How to Apply the Blake-Mouton Grid

Business leaders can apply the Blake-Mouton managerial grid using a three-step method.

  1. 1. Conduct a self-assessment. Consider five past events that required your leadership. Write down a summary of each event and a summary of your leadership actions. Then compare your actions to the described leadership styles in the Blake-Mouton managerial grid. Decide which leadership styles most align with your own.
  2. 2. Aspire to improve. Reflect on the leadership styles you aspire to practice that did not align with your actions. Look for ways to shift and improve your leadership performance to align with your aspirational management styles.

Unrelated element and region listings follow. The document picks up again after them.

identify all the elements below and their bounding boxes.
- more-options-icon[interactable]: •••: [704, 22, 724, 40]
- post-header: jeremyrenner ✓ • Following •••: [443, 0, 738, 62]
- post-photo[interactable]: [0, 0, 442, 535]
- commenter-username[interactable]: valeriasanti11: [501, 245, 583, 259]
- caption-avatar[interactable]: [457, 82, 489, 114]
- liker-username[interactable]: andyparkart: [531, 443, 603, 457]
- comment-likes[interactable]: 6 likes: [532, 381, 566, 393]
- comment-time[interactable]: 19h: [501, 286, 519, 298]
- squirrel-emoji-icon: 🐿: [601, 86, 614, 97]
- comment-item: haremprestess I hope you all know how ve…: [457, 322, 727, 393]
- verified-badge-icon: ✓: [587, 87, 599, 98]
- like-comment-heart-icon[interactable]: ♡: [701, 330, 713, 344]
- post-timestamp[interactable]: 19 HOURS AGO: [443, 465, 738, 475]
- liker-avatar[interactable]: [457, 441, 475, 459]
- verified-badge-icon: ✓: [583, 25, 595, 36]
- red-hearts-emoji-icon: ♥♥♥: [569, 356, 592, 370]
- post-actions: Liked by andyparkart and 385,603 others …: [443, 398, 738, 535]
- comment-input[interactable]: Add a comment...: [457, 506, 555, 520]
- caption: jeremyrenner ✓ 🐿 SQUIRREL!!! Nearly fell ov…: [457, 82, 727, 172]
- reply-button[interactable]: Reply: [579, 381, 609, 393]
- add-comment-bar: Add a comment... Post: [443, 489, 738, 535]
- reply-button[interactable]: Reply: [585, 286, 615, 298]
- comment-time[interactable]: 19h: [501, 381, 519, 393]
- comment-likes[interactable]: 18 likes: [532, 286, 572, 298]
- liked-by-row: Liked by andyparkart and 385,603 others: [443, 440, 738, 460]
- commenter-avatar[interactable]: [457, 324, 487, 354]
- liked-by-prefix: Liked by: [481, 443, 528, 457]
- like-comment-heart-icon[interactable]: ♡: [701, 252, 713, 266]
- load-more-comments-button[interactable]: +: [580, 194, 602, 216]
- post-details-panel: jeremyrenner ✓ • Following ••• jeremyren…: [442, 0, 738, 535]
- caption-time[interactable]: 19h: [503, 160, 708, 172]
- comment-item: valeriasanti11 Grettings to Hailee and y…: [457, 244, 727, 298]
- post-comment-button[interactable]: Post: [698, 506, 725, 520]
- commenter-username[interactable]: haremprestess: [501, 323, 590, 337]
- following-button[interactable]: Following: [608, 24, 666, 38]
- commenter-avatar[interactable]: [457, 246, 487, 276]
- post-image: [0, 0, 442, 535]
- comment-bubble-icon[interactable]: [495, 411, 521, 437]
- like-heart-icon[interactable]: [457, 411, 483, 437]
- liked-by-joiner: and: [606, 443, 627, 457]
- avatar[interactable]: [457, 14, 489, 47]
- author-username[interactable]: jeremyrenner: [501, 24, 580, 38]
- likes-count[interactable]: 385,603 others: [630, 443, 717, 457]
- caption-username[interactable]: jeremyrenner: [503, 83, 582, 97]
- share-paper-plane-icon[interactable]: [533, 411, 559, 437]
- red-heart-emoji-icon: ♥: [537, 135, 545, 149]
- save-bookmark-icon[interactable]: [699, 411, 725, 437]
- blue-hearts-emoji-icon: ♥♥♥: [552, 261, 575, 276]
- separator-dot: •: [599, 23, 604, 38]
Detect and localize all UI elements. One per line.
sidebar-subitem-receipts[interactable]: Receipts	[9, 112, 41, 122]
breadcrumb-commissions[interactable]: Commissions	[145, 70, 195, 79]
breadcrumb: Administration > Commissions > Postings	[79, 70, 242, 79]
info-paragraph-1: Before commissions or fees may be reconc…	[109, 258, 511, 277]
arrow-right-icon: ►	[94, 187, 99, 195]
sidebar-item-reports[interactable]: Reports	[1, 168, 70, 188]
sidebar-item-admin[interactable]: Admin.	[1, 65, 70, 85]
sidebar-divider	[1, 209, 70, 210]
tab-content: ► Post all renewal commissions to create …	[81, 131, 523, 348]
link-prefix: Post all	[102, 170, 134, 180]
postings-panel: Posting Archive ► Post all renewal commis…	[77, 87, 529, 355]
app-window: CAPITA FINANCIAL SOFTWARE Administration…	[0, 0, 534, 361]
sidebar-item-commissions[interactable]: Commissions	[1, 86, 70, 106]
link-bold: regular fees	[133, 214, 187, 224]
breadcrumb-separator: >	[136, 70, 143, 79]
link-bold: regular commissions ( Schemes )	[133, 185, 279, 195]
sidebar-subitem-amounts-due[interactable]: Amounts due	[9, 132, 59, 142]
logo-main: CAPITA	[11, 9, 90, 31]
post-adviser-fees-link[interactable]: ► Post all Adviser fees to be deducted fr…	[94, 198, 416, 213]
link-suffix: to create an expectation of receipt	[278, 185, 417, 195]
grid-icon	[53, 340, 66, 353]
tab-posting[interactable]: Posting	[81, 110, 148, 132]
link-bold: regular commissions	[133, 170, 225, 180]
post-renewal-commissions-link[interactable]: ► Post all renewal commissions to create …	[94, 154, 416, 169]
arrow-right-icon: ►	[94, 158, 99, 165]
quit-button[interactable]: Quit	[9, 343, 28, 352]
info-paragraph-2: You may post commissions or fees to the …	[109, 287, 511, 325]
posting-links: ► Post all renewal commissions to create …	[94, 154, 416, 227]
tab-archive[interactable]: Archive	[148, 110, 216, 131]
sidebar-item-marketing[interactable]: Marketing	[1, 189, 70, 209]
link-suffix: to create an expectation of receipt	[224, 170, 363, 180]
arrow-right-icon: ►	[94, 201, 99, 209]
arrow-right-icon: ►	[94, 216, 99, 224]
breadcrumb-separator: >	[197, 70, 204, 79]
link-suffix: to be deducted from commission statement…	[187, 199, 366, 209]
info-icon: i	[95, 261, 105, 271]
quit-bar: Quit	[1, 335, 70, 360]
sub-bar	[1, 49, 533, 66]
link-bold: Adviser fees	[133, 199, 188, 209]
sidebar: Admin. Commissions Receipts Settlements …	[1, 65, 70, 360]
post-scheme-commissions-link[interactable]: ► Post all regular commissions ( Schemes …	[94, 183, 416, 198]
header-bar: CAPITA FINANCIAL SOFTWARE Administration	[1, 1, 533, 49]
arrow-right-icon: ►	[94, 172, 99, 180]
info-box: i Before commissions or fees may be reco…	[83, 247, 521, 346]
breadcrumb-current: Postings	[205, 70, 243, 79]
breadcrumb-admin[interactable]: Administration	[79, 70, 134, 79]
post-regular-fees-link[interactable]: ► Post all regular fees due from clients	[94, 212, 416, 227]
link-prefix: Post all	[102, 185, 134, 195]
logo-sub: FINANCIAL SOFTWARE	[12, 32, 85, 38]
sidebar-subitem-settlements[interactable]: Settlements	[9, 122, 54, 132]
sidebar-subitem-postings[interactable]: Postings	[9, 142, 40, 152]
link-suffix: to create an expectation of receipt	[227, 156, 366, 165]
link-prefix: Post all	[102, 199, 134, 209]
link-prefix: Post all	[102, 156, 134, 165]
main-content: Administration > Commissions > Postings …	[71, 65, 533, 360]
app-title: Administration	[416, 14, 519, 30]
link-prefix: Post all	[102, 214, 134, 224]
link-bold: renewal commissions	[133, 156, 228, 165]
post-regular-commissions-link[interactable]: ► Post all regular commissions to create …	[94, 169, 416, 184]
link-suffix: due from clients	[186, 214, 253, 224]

  3. 3. Find a balance. Some of the most effective leaders succeed because they are not overly rigid. They recognize that different situations may call for different management styles. You may find moments that call for democratic leadership and other moments that call for task-oriented leadership. Keep the Blake-Mouton archetypes in mind, but know that you can adopt more than one of them as you travel through your career in management.